Eits, itu tadi cuma pembukaan, kok. Kita belum masuk pembahasan yang sebenarnya.
Menikah karena tempat tinggal. Do you think it makes sense?  Yes, I do. Itu jawaban saya kalau ada orang yang menanyakan pertanyaan tersebut pada saya.

[If you're still living with your family, or having an easy life till now, then I see why you can't understand and mumbling about how crazy is that. But, then, let me tell you something.]

Tempat untuk pulang, tempat untuk melepas penat, tempat untuk menjadi diri sendiri tanpa perlu berpura-pura, tempat yang membahagiakan hanya dengan menginjakkan kaki di dalamnya. Bagi saya, itu definisi rumah. Saya rasa, begitu pula pemikiran Se Hee dan Ji Ho.
Se Hee merasa masa depannya aman dengan memiliki rumah sendiri—yang dia beli tanpa campur tangan orang tua. Dia bebas melakukan apa pun, di rumahnya. Keputusan itu membuatnya terbebas dari rasa insecure yang ada dalam dirinya di mana dia pernah diusir keluar sang ayah karena berselisih paham. Se Hee-nim tidak perlu lagi bingung tidak memiliki tempat tujuan bila terjadi masalah.
Ji Ho juga memiliki pandangan yang kurang lebih sama dengan Se Hee. Rumah adalah tempat di mana dia merasa aman. Rumah yang dia cicil diberikan sang ayah kepada adiknya, dia tidak bisa selalu tinggal di dorm milik Kepala Penulisnya—ketika dia belum keluar dari pekerjaan tersebut—dan lagi dia tidak akan bisa menganggap tempatnya bekerja sebagai rumah ; sebab berada di sana artinya dia memiliki beban pekerjaan yang menumpuk dan tidak bisa bersantai ataupun nyaman, lalu dia pun dilecehkan oleh rekannya ketika menginap di studio yang juga tidak bisa dianggapnya rumah.

Singkatnya, tempat tinggal yang aman merupakan kebutuhan keduanya.

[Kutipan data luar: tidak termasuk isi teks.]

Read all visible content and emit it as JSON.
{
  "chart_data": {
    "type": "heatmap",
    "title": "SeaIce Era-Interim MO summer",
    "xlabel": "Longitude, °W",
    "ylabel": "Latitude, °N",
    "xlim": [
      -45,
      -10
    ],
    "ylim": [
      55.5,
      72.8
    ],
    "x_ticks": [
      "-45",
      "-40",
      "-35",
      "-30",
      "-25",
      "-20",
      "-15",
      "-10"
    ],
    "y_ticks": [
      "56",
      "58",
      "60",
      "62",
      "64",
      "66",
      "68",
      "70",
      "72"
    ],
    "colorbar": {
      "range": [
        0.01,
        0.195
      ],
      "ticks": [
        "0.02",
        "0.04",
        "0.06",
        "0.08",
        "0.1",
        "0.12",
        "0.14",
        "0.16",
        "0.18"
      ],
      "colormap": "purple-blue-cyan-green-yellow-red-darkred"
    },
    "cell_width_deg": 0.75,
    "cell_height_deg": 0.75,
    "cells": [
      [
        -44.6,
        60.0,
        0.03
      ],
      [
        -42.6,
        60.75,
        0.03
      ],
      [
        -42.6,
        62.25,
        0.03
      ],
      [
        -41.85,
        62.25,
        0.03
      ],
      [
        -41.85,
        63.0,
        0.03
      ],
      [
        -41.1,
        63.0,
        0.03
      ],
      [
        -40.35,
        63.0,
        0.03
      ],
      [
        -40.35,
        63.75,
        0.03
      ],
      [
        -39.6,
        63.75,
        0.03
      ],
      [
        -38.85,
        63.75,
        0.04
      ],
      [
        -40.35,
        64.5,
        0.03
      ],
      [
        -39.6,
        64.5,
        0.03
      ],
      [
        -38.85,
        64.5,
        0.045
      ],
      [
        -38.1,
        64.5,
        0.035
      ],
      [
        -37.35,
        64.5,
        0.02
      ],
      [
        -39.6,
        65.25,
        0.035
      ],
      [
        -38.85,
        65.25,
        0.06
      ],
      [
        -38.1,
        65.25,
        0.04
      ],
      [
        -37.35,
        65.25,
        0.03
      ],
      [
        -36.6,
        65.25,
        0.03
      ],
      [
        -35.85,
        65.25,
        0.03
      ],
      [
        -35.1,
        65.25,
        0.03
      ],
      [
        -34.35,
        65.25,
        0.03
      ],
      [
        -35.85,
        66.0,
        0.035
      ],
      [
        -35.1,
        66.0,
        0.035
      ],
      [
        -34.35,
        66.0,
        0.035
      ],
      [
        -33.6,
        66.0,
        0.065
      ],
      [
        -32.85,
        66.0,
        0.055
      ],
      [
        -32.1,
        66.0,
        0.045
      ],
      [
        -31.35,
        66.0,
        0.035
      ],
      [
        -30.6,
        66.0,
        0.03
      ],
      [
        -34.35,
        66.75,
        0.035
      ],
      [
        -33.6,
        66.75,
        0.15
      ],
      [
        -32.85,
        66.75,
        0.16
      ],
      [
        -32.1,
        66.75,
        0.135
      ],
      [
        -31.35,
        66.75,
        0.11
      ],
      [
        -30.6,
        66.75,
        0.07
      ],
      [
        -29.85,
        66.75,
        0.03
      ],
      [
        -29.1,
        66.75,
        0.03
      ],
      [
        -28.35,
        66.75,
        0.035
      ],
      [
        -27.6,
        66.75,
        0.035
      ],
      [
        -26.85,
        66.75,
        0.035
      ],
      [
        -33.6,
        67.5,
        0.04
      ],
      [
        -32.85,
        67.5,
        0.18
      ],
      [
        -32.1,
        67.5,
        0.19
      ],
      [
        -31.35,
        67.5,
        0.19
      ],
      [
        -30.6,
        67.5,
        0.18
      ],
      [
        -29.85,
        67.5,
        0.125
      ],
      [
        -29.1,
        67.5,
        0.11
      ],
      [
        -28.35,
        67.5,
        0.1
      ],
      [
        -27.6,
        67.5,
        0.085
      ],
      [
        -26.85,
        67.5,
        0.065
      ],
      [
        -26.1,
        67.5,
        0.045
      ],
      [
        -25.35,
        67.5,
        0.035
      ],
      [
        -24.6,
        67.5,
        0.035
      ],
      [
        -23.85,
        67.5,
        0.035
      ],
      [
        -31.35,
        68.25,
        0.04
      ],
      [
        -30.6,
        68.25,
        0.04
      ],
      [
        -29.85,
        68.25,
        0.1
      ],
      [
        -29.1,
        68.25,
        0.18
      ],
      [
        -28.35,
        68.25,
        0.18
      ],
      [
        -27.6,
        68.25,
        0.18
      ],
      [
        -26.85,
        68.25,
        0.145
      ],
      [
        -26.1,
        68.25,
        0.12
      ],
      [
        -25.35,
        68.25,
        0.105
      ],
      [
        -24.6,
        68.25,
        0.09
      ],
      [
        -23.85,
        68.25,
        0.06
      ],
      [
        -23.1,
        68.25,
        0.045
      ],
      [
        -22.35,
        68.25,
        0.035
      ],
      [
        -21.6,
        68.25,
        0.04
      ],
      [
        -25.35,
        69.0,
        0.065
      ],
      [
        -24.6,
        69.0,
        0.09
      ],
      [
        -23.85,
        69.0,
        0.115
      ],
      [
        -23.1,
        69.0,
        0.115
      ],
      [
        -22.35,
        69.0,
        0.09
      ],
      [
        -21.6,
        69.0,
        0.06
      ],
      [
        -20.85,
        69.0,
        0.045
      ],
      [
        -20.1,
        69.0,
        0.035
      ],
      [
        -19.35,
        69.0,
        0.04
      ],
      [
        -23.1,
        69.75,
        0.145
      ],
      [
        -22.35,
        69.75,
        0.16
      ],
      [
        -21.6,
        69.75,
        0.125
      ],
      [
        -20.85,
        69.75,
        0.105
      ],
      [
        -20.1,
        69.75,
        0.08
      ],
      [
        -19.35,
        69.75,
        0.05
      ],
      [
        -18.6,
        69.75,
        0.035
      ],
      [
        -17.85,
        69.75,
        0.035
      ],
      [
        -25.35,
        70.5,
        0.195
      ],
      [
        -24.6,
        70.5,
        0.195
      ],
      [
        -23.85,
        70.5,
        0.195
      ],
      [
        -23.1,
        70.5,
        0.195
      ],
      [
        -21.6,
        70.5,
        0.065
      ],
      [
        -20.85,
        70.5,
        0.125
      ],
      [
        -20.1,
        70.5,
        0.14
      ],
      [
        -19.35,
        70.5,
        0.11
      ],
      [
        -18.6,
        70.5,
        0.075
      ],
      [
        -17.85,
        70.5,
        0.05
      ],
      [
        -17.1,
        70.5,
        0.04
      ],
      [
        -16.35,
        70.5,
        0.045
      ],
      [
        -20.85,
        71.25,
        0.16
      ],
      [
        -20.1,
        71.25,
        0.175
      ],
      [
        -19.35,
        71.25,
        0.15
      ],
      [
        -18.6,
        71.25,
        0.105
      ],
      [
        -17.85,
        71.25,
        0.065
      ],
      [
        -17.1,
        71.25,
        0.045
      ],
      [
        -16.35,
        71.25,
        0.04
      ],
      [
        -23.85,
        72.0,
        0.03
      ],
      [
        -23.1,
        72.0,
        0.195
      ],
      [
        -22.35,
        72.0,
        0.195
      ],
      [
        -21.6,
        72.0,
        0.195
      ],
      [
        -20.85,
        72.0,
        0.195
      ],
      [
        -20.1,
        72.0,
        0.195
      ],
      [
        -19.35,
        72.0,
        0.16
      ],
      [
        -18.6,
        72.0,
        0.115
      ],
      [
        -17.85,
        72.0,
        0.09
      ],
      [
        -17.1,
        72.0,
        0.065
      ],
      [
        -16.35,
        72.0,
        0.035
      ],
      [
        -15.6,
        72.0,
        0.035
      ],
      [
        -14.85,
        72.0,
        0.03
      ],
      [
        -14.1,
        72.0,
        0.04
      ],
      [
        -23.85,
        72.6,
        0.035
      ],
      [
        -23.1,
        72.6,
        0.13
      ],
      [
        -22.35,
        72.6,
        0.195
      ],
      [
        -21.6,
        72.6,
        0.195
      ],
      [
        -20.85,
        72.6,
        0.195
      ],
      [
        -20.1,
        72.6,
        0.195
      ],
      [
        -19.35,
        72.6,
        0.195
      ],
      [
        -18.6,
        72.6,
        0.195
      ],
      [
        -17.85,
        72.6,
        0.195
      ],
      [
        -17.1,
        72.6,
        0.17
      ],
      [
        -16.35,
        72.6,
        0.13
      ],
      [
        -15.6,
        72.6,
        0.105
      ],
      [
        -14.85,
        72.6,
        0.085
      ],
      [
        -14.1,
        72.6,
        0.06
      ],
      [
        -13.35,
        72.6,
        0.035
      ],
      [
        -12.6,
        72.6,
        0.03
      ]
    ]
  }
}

Dan Se Hee memiliki rumah itu, di mana dia masih membutuhkan penyewa untuk memenuhi target cicilan rumahnya, yang kemudian menjadikan Ji Ho solusi terbaik. Ji Ho membutuhkan rumah/tempat tinggal dan dia memenuhi segala kriteria penyewa yang baik versi Se Hee : rajin bersih-bersih, penyuka kucing, dan fans Arsenal. Di sisi lain, Ji Ho pun merasa nyaman dan aman dengan Se Hee.

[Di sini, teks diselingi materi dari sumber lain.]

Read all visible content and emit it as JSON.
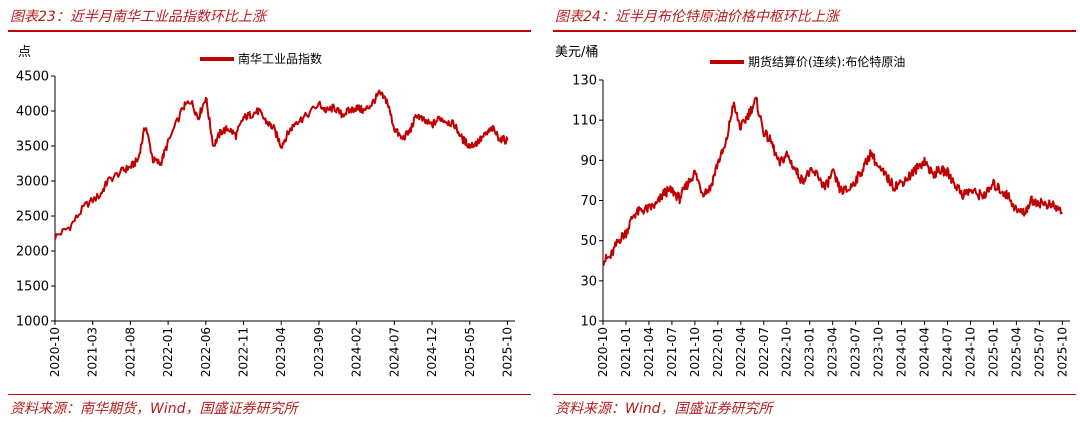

Lalu? Kenapa tidak tinggal bersama saja sebagai landlord & tenant? Kedua orang tua mereka menentang tinggal bersama tanpa pernikahan! Padahal, keduanya saling membutuhkan. Seperti simbiosis mutualisme. Jadi, kenapa harus mundur bila hanya terbentur syarat menikah?

Ingat kata-kata Ji Ho?
Aku tidak bisa bilang rumah dan pekerjaannya tidak berpengaruh. Tapi, bila bukan dia, meski dalam situasi yang sama, belum tentu aku mau melakukannya.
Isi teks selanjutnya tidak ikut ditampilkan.